Cual real remedo: ¡Dios salve al pueblo de lo real!

Entierro de Isabel II de Inglaterra.

Vienen estas letras reflexivas a propósito del reciente fallecimiento de la reina Isabel II de Inglaterra. Todos podemos tener una imagen  de ella  fácil de recordar con capa de armiño y corona cargada de pedrería, ah, y el cetro. Orgullo y poder. Este último detectable por la reverenciosa obediencia, incluso de los mandatarios. El orgullo en el pueblo, se ha dicho que es notorio, y que hasta puede llegar a pesar más, y ya es decir, que el acumulado por la familia real desde el imperio hasta al momento actual.  

Algo se había empezado a romper, como familia dentro de una estricta realeza, cuando el heredero, hoy Carlos III, había roto moldes y normas haciendo saber que con él se acababan los impuestos entronques, puede que demasiado asumidos, esto es, los arreglos casamenteros  entre miembros de familias reales, al contraer matrimonio con Camila, ambos en segundas nupcias, aunque en este caso, ella tuviera pinceladas linajudas familiares. Habían sido amigos largo tiempo, y  pasaría a alcanzar la condición de reina consorte al fallecimiento de Isabel II, que hubo de aceptarlo en vida.

El fervor popular por  su reina, tal vez se pueda medir por las largas y pacientes filas en espera de poder pasar ante su cuerpo, dicen que para ofrecerla un último adiós. Pompas y vanidades en los organizadores, que parecía que no se iban a acabar nunca. Sorprendente cuando menos. Se me hace muy difícil de comprender y algo más de digerir, desde un punto de vista de preferencia republicana.

Por supuesto no critico, allá ellos, los que se consideren pueblo, tan solo ha sido un apunte de actualidad, que se ajusta a lo que necesitaba, más o menos, para colocar aquí, alguna consideraciones breves sobre nuestro pasado leonés, especialmente el  medieval, y la aparente afinidad que, a primera vista,  parecemos querer tomar con el recuerdo de episodios y efemérides, reyes, corona, territorio, pueblo.
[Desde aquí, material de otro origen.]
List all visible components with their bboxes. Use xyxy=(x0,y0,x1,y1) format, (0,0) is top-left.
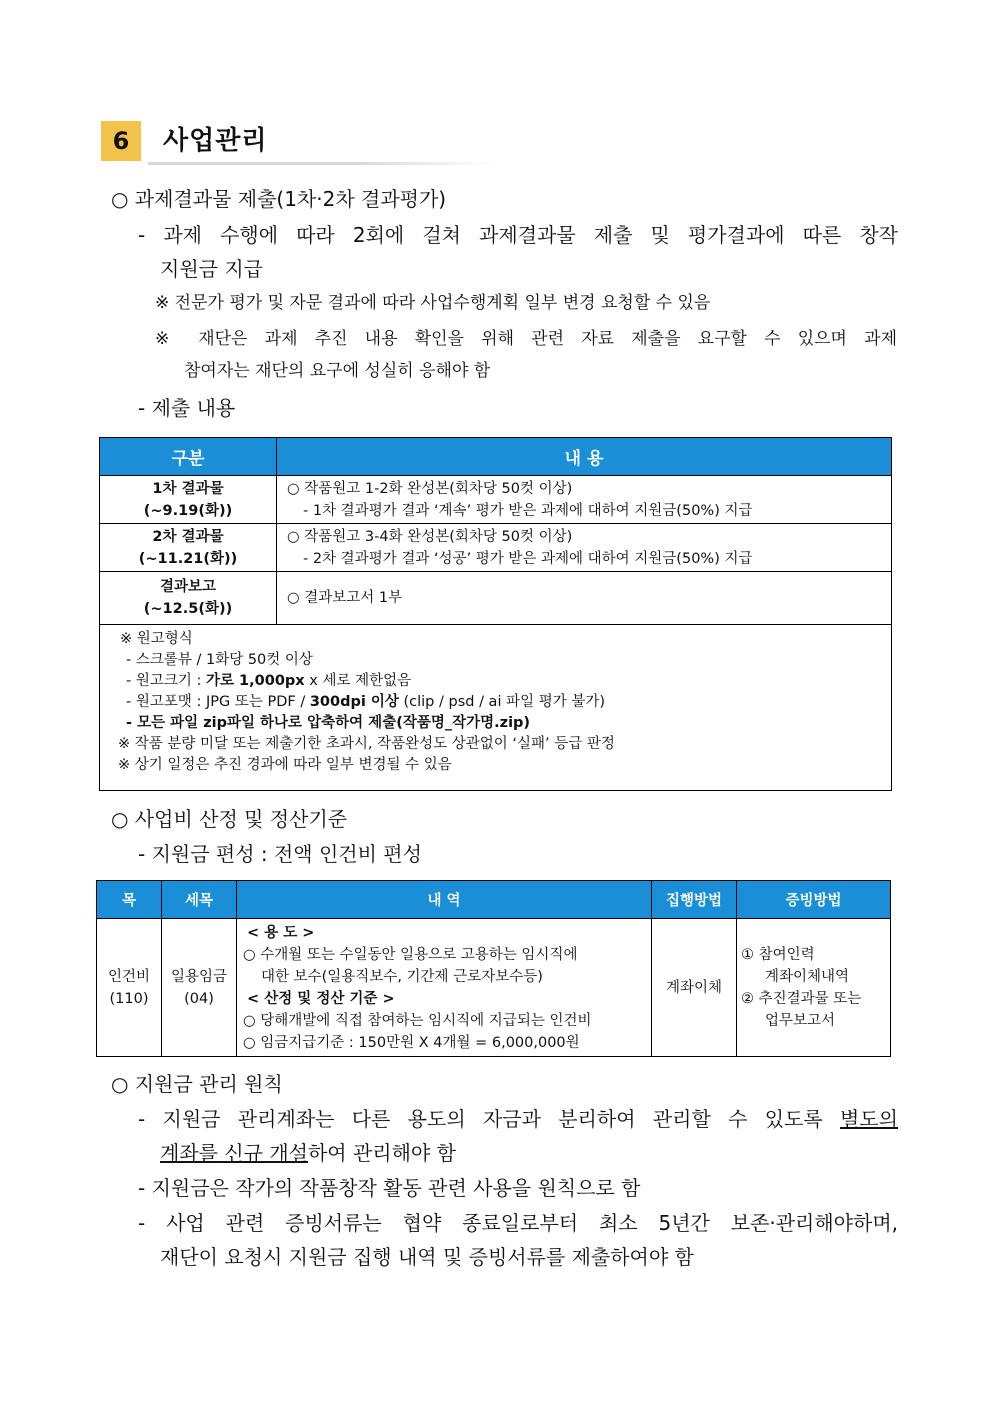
format-file: - 원고포맷 : JPG 또는 PDF / 300dpi 이상 (clip / psd / ai 파일 평가 불가) xyxy=(126,694,605,710)
table-row xyxy=(97,919,891,1057)
format-schedule-note: ※ 상기 일정은 추진 경과에 따라 일부 변경될 수 있음 xyxy=(118,757,452,773)
row-name: 결과보고 xyxy=(159,579,217,595)
header-semok: 세목 xyxy=(162,881,237,919)
proof-line4: 업무보고서 xyxy=(765,1012,836,1029)
table-row xyxy=(100,524,892,572)
bullet-budget-title: ○ 사업비 산정 및 정산기준 xyxy=(111,807,348,831)
format-size: - 원고크기 : 가로 1,000px x 세로 제한없음 xyxy=(126,673,412,689)
header-details: 내 역 xyxy=(237,881,652,919)
note-foundation-2b: 참여자는 재단의 요구에 성실히 응해야 함 xyxy=(184,361,491,381)
calc-title: < 산정 및 정산 기준 > xyxy=(247,990,395,1007)
dash-fund-2: - 지원금은 작가의 작품창작 활동 관련 사용을 원칙으로 함 xyxy=(138,1176,641,1200)
usage-line2: 대한 보수(일용직보수, 기간제 근로자보수등) xyxy=(261,968,543,985)
format-fail-note: ※ 작품 분량 미달 또는 제출기한 초과시, 작품완성도 상관없이 ‘실패’ 등급 판정 xyxy=(118,736,615,752)
header-mok: 목 xyxy=(97,881,162,919)
usage-line1: ○ 수개월 또는 수일동안 일용으로 고용하는 임시직에 xyxy=(243,946,578,963)
section-number: 6 xyxy=(101,121,141,161)
row-date: (~12.5(화)) xyxy=(143,601,233,617)
header-content: 내 용 xyxy=(277,438,892,476)
dash-submission-contents: - 제출 내용 xyxy=(138,396,236,420)
format-notes xyxy=(100,625,892,791)
header-category: 구분 xyxy=(100,438,277,476)
note-foundation-2a: ※ 재단은 과제 추진 내용 확인을 위해 관련 자료 제출을 요구할 수 있으며 과제 xyxy=(155,329,897,349)
execution-method: 계좌이체 xyxy=(652,919,737,1057)
row-date: (~11.21(화)) xyxy=(138,550,238,567)
mok-code: (110) xyxy=(109,990,149,1007)
mok-name: 인건비 xyxy=(107,968,151,985)
row-date: (~9.19(화)) xyxy=(143,502,233,519)
format-zip: - 모든 파일 zip파일 하나로 압축하여 제출(작품명_작가명.zip) xyxy=(126,715,531,731)
semok-code: (04) xyxy=(184,990,214,1007)
table-row xyxy=(100,572,892,625)
bullet-fund-management-title: ○ 지원금 관리 원칙 xyxy=(111,1072,283,1096)
bullet-submission-title: ○ 과제결과물 제출(1차·2차 결과평가) xyxy=(111,187,447,211)
row-line2: - 1차 결과평가 결과 ‘계속’ 평가 받은 과제에 대하여 지원금(50%) 지급 xyxy=(303,502,753,519)
dash-submission-1a: - 과제 수행에 따라 2회에 걸쳐 과제결과물 제출 및 평가결과에 따른 창작 xyxy=(138,223,898,247)
section-title: 사업관리 xyxy=(163,126,268,156)
dash-fund-3a: - 사업 관련 증빙서류는 협약 종료일로부터 최소 5년간 보존·관리해야하며, xyxy=(138,1211,898,1235)
proof-line3: ② 추진결과물 또는 xyxy=(741,990,862,1007)
dash-fund-1b: 계좌를 신규 개설하여 관리해야 함 xyxy=(160,1141,456,1165)
header-method: 집행방법 xyxy=(652,881,737,919)
row-line2: - 2차 결과평가 결과 ‘성공’ 평가 받은 과제에 대하여 지원금(50%) 지급 xyxy=(303,550,753,567)
header-proof: 증빙방법 xyxy=(737,881,891,919)
budget-table xyxy=(96,880,891,1057)
semok-name: 일용임금 xyxy=(170,968,228,985)
usage-title: < 용 도 > xyxy=(247,924,315,941)
dash-fund-1a: - 지원금 관리계좌는 다른 용도의 자금과 분리하여 관리할 수 있도록 별도의 xyxy=(138,1107,898,1131)
row-name: 1차 결과물 xyxy=(152,480,224,497)
note-expert-review: ※ 전문가 평가 및 자문 결과에 따라 사업수행계획 일부 변경 요청할 수 있음 xyxy=(155,293,711,313)
dash-budget-1: - 지원금 편성 : 전액 인건비 편성 xyxy=(138,842,422,866)
proof-line2: 계좌이체내역 xyxy=(765,968,850,985)
proof-line1: ① 참여인력 xyxy=(741,946,815,963)
dash-fund-3b: 재단이 요청시 지원금 집행 내역 및 증빙서류를 제출하여야 함 xyxy=(160,1245,694,1269)
format-scroll: - 스크롤뷰 / 1화당 50컷 이상 xyxy=(126,652,313,668)
section-rule xyxy=(148,162,498,165)
submission-table xyxy=(99,437,892,791)
table-row xyxy=(100,476,892,524)
row-line1: ○ 작품원고 3-4화 완성본(회차당 50컷 이상) xyxy=(287,528,573,545)
calc-line2: ○ 임금지급기준 : 150만원 X 4개월 = 6,000,000원 xyxy=(243,1034,580,1051)
row-line1: ○ 작품원고 1-2화 완성본(회차당 50컷 이상) xyxy=(287,480,573,497)
format-title: ※ 원고형식 xyxy=(120,631,193,647)
calc-line1: ○ 당해개발에 직접 참여하는 임시직에 지급되는 인건비 xyxy=(243,1012,592,1029)
row-name: 2차 결과물 xyxy=(152,528,224,545)
row-line1: ○ 결과보고서 1부 xyxy=(287,590,403,606)
dash-submission-1b: 지원금 지급 xyxy=(160,257,263,281)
El proceso autonómico y la imposición castellana, han sido un fuerte condicionante de ahí que de ese tiempo a esta parte los leoneses, entre otras cosas,  en plan defensivo vengamos haciendo rebullir un especial ímpetu en los recuerdos  y alusiones a “un pasado de dependencia real” (del poder real),  en el reino del  mismo nombre. Una pretensión se imponía,  llevar nuestra historia, a la exaltación y a ser posible con magnificencia, eso sí con arreglo a efemérides ciertas y ajuste a  la verdad de los hechos, generalmente.  

Los reyes leoneses como defensa

Nos veíamos impulsados a ello por la imperiosa necesidad de defender nuestro estatus de leoneses ante la larga intromisión castellana en la historia que compartimos, hubieron de sufrir nuestros antecesores, y ahora,  en momentos autonómicos, la facción castellana  se empeña en imponer o hacer prevalecer con maliciosas actuaciones políticas, aludiendo a uniones que nunca existieron que asemejan a pretendidos sometimientos, nunca a hermanamientos.

En el asunto inglés, algunos de los gestos del ya Carlos III, como el del tintero, ademán de soberbia muy difundido, se comparece en quien pretende vasallos, y los servidores, además de fieles, han de ser sumisos y unos águilas interpretando deseos. Por otra parte tal proceder real en quien es, no lo olvidemos, jefe de la Iglesia Anglicana, de protestante condición, y cuando menos de gran respeto al prójimo, no puede ser entendible; aunque sí compatible con la consideración de soberano. 

En este orden de cosas, o si se prefiere de profundis, diré que siempre me ha parecido que la titulación de santo, para mí más apelativo que por posesión  de cualidades que le adornaran como tal,  a Fernando III, hijo de Alfonso VIII de León promotor del parlamentarismo, es por lo que le  cito en estas líneas, como he dicho reflexivas. 

Puede que en tal santificación,  junto a lo aportado por la interesada  iglesia católica, largo y bien contado según intereses. Los panegiristas de ahora, en especial los políticos, no creo que se apoyen solo en “su labor de haber unido  dos reinos”, y sí en  que tenía fe a raudales según la iglesia de su momento (aunque al parecer también lo reconoce la Anglicana),  y se empleaba a fondo en el batallar con los infieles, los moros, a los que había que echar, con el empuje de las armas, esto es combatiéndolos a muerte. Y como dato final dicen que consagraba a Dios los éxitos de las sangrientas batallas ganadas  a los moros.